Tuesday, April 22, 2008

South African Property News

Rode's Take on the Current Property Market

An interview with property economist Erwin Rode of Rode & Associates indicates that the house party most South Africans have been enjoying over recent years is officially over for now.

There has been much debate among property experts lately, with one side arguing that the current scenario is merely a “bump” in the road that will soon “head skywards”, while the other side predicts a “continuing downward spiral for the foreseeable future”. Rode suggests that before coming to any rash predictions about the future, it is first necessary to clarify how we got here in the first place.
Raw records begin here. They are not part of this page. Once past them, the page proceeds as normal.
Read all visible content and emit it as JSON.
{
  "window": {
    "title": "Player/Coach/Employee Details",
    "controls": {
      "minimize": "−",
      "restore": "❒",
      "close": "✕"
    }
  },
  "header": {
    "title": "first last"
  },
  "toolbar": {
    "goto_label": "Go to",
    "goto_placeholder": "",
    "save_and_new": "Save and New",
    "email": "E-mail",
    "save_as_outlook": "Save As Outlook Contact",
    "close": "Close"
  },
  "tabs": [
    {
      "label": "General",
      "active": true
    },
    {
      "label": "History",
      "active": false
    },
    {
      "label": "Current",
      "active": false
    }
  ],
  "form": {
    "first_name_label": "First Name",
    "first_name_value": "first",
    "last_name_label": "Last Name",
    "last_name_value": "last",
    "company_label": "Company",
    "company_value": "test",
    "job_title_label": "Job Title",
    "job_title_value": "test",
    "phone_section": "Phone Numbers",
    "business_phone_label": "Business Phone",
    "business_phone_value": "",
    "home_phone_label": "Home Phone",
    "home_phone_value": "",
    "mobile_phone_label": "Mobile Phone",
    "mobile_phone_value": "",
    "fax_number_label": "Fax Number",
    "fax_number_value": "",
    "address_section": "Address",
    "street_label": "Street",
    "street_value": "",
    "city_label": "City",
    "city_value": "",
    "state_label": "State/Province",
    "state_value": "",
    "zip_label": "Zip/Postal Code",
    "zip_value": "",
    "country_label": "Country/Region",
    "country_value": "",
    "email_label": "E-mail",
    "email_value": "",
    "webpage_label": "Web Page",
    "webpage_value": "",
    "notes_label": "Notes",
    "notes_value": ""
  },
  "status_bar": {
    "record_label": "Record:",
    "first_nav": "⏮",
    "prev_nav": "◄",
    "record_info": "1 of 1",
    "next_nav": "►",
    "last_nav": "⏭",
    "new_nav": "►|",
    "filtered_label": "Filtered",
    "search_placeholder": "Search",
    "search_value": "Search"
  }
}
The residential property boom experienced in the early years after the millennium is a once-in-twenty-years experience. “We must remember that it came off a very low base to begin with, and coincided with the longest business-cycle upswing (which started in 1999) that the country has ever experienced,” according to Rode. The combination of steady economic growth and low interest rates managed to spur on the market into “a state of euphoria”. Rode says that these expectations of growth are often “self-fulfilling” and that all these factors resulted in a “sustained – but unsustainable – growth” that far outweighed income growth and replacement costs. This inevitably led to houses becoming that much less affordable.

Rode believes that what is happening now amounts to a “natural period of consolidation” and that the struggling world economy, rising interest rates and the continuing electricity crisis in the country have merely sped up the cycle. Obviously, Standard Bank’s recent findings that house prices have declined for the first time in 8 years and the recent interest rate hike of 50 basis points by the Reserve Bank have done little to ease the panic in the marketplace.

Rode says that, “We should bear in mind that the effect of a change in interest rates is only felt three quarters (nine months) down the road, and high nominal interest rates are going to be with us for a long time to come. Thus the 2010 enthusiasts in South Africa might like to rethink their predictions of a property boom induced by the soccer World Cup.” He adds that, “A one month tourist orgy was never going to create a boom.”

The information in this article is courtesy of Rode & Associates (“The house party is officially over for now”, www.rode.co.za, 16 April 2008).